Google has Google Maps, Facebook has Instagram, Microsoft has PowerPoint, and Apple has Shazam. But none of these inventions came from the companies themselves, but from small and creative startups that they purchased or copied from. They may claim to be innovative, but in reality they are merely purchasing every innovative product on the market and adding parts of it to their existing products. These are not anecdotes, but trends.
For example, one study from January from the University of Texas found that developments that come from startups lead to more subsequent inventions compared to developments that come from large corporations. Another study published in April by researchers at the University of Chicago and the U.S. Census Bureau found that entrepreneurs who join large firms may get paid more, but also produce fewer innovations than those hired by younger firms. Quantitative studies have found that giant companies are mainly engaged in improving innovative products developed by young companies. The most powerful and profitable companies in human history are stuck in a stasis of innovation and are tempted into monopolistic behavior.
A Princeton University study from February actually enumerated the stages of the giants' stranglehold: First, gathering information about startups that might develop disruptive technologies and mitigating competition by investing in or partnering with them. The next step is cutting off resources (like big data) from competitors with competing products, and then working with regulators to pass regulations that big companies can comply with but that will kill small competitors. Finally, the purchase of every company that resists and survives.
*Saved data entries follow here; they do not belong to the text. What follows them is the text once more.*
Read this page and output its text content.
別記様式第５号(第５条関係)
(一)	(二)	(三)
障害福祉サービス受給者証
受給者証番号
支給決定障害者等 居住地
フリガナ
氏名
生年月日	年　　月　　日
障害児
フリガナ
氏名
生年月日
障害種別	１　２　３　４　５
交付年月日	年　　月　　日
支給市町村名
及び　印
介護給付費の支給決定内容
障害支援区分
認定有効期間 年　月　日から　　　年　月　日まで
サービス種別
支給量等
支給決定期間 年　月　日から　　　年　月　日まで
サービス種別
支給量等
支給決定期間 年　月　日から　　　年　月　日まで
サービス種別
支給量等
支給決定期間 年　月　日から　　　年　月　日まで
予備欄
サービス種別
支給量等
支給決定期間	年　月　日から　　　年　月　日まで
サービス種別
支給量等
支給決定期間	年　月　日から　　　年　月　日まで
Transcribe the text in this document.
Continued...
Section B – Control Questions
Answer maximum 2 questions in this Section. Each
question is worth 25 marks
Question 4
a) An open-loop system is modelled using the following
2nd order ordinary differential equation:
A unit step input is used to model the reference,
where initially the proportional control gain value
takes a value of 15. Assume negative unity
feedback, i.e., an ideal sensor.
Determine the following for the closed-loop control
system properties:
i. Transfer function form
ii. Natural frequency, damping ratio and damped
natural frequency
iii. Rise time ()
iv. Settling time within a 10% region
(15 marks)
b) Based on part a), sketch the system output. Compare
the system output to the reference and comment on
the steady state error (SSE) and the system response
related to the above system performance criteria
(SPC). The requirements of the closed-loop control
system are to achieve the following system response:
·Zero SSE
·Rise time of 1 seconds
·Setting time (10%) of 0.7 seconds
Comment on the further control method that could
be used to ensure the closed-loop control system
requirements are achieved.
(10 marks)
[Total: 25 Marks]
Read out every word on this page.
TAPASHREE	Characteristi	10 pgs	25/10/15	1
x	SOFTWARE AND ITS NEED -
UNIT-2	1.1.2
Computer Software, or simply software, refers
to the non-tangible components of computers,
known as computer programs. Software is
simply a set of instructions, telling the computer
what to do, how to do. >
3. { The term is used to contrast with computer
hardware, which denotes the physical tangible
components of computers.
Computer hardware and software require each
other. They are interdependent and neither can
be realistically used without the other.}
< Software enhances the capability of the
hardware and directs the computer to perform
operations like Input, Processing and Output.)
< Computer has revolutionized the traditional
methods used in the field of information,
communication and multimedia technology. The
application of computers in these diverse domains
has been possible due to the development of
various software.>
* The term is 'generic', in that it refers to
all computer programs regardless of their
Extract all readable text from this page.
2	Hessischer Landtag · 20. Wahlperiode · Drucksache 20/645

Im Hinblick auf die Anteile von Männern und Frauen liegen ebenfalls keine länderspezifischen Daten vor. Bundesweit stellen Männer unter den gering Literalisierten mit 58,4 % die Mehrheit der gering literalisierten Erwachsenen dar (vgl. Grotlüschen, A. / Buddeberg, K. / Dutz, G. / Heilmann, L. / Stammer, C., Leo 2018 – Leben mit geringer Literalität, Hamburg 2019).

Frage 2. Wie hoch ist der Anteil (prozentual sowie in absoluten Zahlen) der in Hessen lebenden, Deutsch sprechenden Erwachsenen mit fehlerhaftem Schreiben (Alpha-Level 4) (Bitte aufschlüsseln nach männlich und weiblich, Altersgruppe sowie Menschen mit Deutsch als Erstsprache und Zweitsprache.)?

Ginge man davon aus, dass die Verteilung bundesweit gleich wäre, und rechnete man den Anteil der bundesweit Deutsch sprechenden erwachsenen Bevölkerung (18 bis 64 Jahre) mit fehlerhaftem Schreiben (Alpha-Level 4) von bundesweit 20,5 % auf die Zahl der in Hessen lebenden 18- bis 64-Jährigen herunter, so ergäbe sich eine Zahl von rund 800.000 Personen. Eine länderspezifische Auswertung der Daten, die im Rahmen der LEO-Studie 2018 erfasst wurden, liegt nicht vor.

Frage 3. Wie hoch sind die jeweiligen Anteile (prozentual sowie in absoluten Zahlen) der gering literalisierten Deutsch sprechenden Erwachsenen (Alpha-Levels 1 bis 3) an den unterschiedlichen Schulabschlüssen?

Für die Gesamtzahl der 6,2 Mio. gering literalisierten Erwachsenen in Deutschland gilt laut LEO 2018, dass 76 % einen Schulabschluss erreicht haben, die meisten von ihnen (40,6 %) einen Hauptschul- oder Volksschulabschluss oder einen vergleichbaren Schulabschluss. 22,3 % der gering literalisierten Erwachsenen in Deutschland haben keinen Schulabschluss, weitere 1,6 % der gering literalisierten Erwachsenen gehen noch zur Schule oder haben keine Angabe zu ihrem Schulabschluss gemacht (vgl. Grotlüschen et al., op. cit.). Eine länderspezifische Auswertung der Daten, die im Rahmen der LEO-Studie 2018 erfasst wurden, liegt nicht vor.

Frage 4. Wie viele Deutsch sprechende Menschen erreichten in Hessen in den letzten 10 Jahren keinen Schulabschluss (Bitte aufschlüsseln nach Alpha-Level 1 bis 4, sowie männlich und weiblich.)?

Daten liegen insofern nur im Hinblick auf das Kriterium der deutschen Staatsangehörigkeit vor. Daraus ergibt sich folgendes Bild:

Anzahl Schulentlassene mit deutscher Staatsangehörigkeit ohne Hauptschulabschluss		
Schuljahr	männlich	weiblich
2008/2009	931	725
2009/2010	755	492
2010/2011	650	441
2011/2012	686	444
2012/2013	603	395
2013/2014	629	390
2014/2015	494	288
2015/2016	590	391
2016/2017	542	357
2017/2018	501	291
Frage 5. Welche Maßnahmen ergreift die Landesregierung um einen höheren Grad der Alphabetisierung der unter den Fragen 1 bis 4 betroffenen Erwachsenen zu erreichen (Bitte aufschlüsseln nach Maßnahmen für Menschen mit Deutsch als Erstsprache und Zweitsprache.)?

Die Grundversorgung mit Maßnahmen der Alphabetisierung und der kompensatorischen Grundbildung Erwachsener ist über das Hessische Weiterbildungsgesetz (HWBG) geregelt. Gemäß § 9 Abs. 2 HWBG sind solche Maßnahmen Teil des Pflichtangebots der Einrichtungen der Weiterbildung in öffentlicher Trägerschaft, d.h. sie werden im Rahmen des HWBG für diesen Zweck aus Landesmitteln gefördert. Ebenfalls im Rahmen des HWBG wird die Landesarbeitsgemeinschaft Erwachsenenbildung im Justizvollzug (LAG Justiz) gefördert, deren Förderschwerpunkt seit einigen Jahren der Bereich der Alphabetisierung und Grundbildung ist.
When these trends meet with the field of artificial intelligence, they become particularly toxic and pave the way for mass disappointment.
After two years of promises about the wonderful new world that awaits us with artificial intelligence, in practice we are on the way to a duopoly - Google versus Microsoft. The two not only dominate the field with their models and cloud, but will also be the main source for new and innovative startups to build their applications. Unfortunately, because the models themselves are disappointing, it's safe to assume that many new apps will be disappointing as well. We can only hope that in the future more talented entrepreneurs will leave the giants and try to develop products, without the big money.